Dr Serena Illig is an IRD (Research for Sustainable Development) researcher from the Laboratory for Geophysics and Space Oceanography Studies (LEGOS) in Toulouse, France. She is currently based at the Department of Oceanography at the University of Cape Town (UCT) within the International Joint Laboratory, ICEMASA (International Centre for Education, Marine and Atmospheric Sciences over Africa).


The ocean modelling course was attended by master’s, PhD and postdoc students from as far afield as Togo

World leaders

Dr Illig's expertise lies in equatorial ocean dynamics and its role on eastern ocean boundary systems as well as basin- and regional-scale ocean-atmosphere interactions. In order to investigate these processes, she makes use of a number of different ocean modelling strategies and has become a world leader in regional ocean modelling techniques.

Numerical ocean modelling was first kindled at UCT by Dr Pierrick Penven, who spent time there during his PhD in the early 2000s. After receiving his PhD, he spent much more time at UCT under the auspices of the IRD and then ICEMASA, running several ROMS classes and supervising many South African and African students.

Although Dr Penven remains very involved with southern African ocean modelling, his visits have become less frequent. Dr Illig has been carrying the ocean modelling flame at UCT for the past three years and in doing so has nurtured local capacity.

Free regional ocean modelling course

Dr Illig started the course from the ocean dynamic equations, explained how they are solved numerically and then provided an overview of ROMS possibilities. Her course was methodical and coherently structured, being comprised of lectures, interspersed with hands-on sessions that allowed the students to capture the fundamental aspects of ocean modelling. By the end of the week, every student successfully produced their own ocean model configuration in a region of their choosing and were given the tools to visualise their data.

Despite the very broad range of interests of the students in attendance, each found the course extremely beneficial. Michael Hart-Davis, a Nelson Mandela University master’s student, with expertise in developing a particle-tracking software, said: 'This course has provided me with a great framework from which to build my expertise in modelling. It was great to learn how ROMS works from someone that is passionate about the model and someone that uses it on a regular basis.’

A genetics PhD student interested in marine population genetic connectivity, Sohana Singh, found that the course helped her understand the background of how ocean models work and hopes that she will use the knowledge to run her own model simulations.
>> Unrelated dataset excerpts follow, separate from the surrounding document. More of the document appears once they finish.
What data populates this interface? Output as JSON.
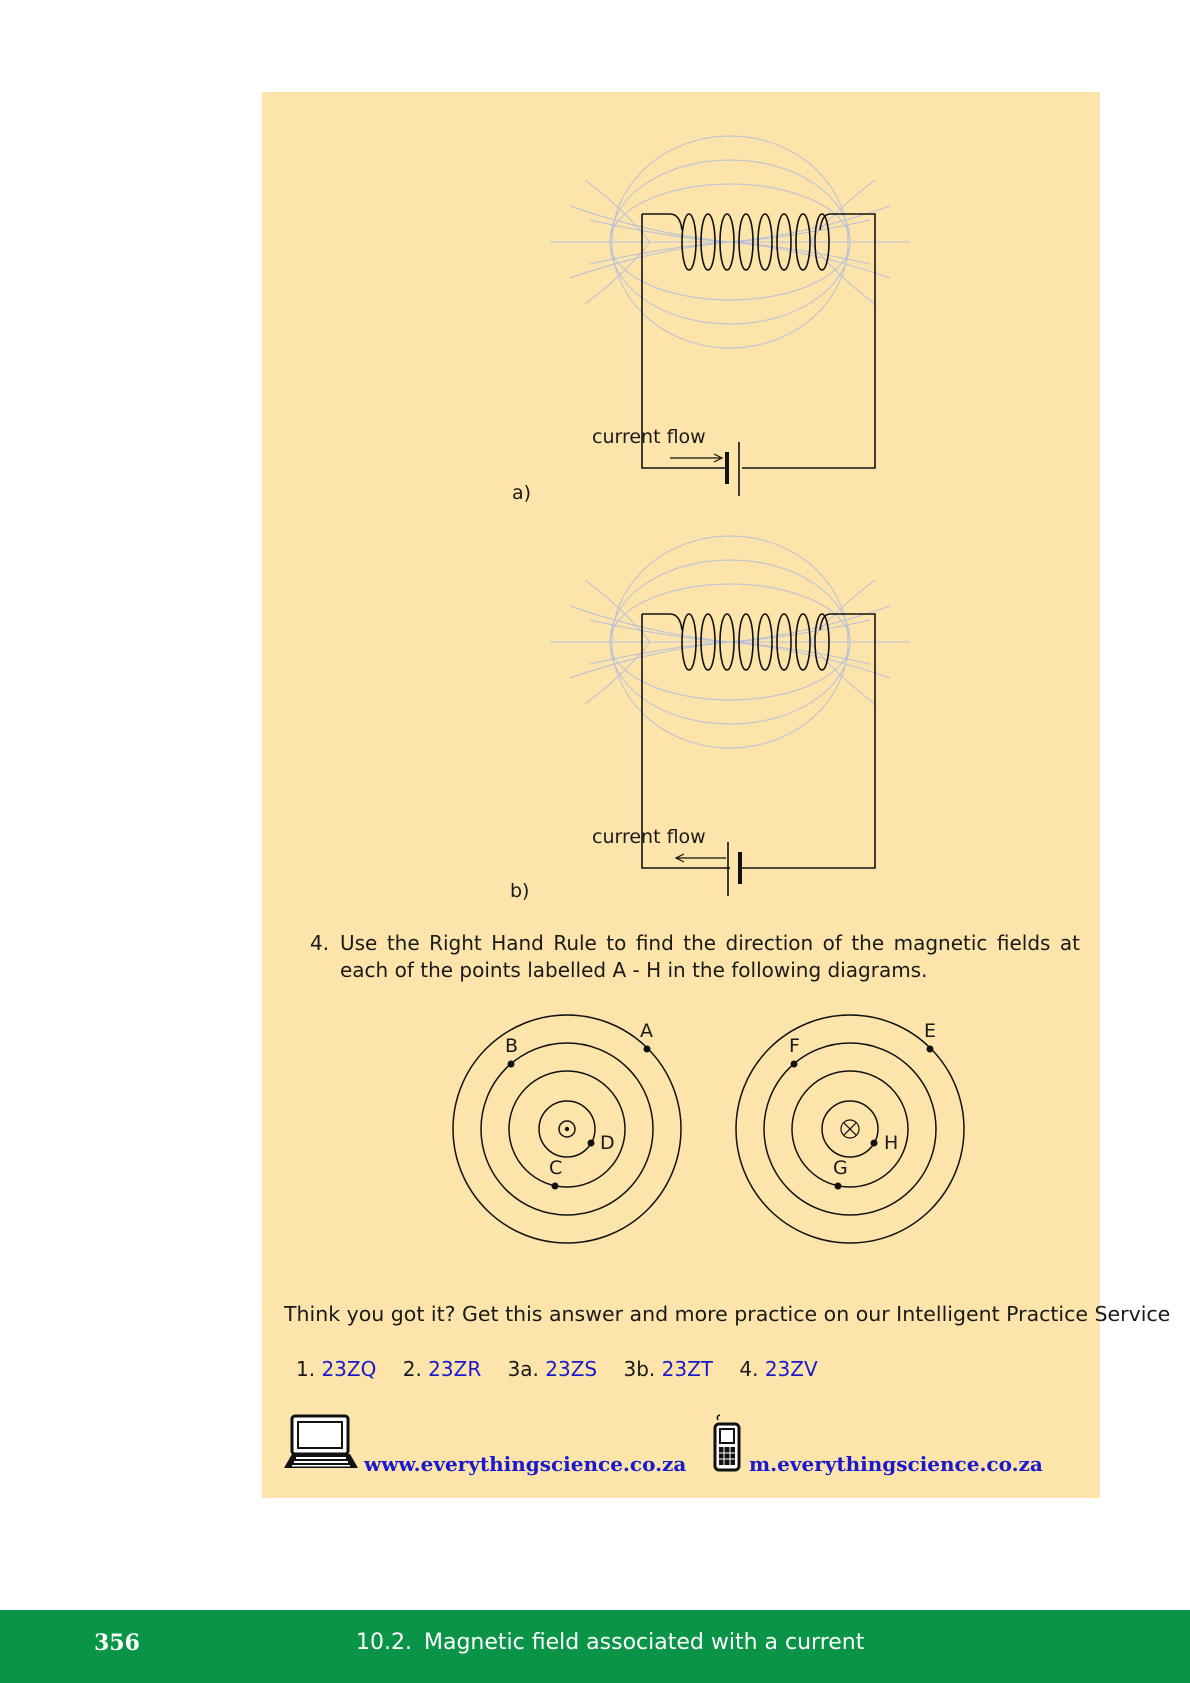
{
  "figures": {
    "a": {
      "label": "a)",
      "flow_label": "current flow"
    },
    "b": {
      "label": "b)",
      "flow_label": "current flow"
    }
  },
  "question4": {
    "number": "4.",
    "text": "Use the Right Hand Rule to find the direction of the magnetic fields at each of the points labelled A - H in the following diagrams."
  },
  "wire_left": {
    "points": [
      "A",
      "B",
      "C",
      "D"
    ],
    "symbol": "out-of-page-dot"
  },
  "wire_right": {
    "points": [
      "E",
      "F",
      "G",
      "H"
    ],
    "symbol": "into-page-cross"
  },
  "practice": {
    "prompt": "Think you got it? Get this answer and more practice on our Intelligent Practice Service",
    "codes": [
      {
        "label": "1.",
        "code": "23ZQ"
      },
      {
        "label": "2.",
        "code": "23ZR"
      },
      {
        "label": "3a.",
        "code": "23ZS"
      },
      {
        "label": "3b.",
        "code": "23ZT"
      },
      {
        "label": "4.",
        "code": "23ZV"
      }
    ]
  },
  "links": {
    "web": {
      "icon": "laptop-icon",
      "text": "www.everythingscience.co.za"
    },
    "mobile": {
      "icon": "mobile-phone-icon",
      "text": "m.everythingscience.co.za"
    }
  },
  "footer": {
    "page_number": "356",
    "section_number": "10.2.",
    "section_title": "Magnetic field associated with a current",
    "color": "#0a9447"
  },
  "colors": {
    "box_background": "#fce4ab",
    "link": "#1a1acc",
    "field_lines": "#b8c0d8"
  }
}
Everyone seemed to share the sentiment of Katherine Hutchinson, who has just completed her PhD on the seasonality of the Agulhas Current, that Dr Illig is a fantastic teacher and was able to take very confusing concepts and explain them in a way that was accessible and understandable.

* The Professional Development Programme (PDP) of the Department of Science and Technology and the National Research Foundation aims to accelerate the development of scientists and research professionals in key research areas.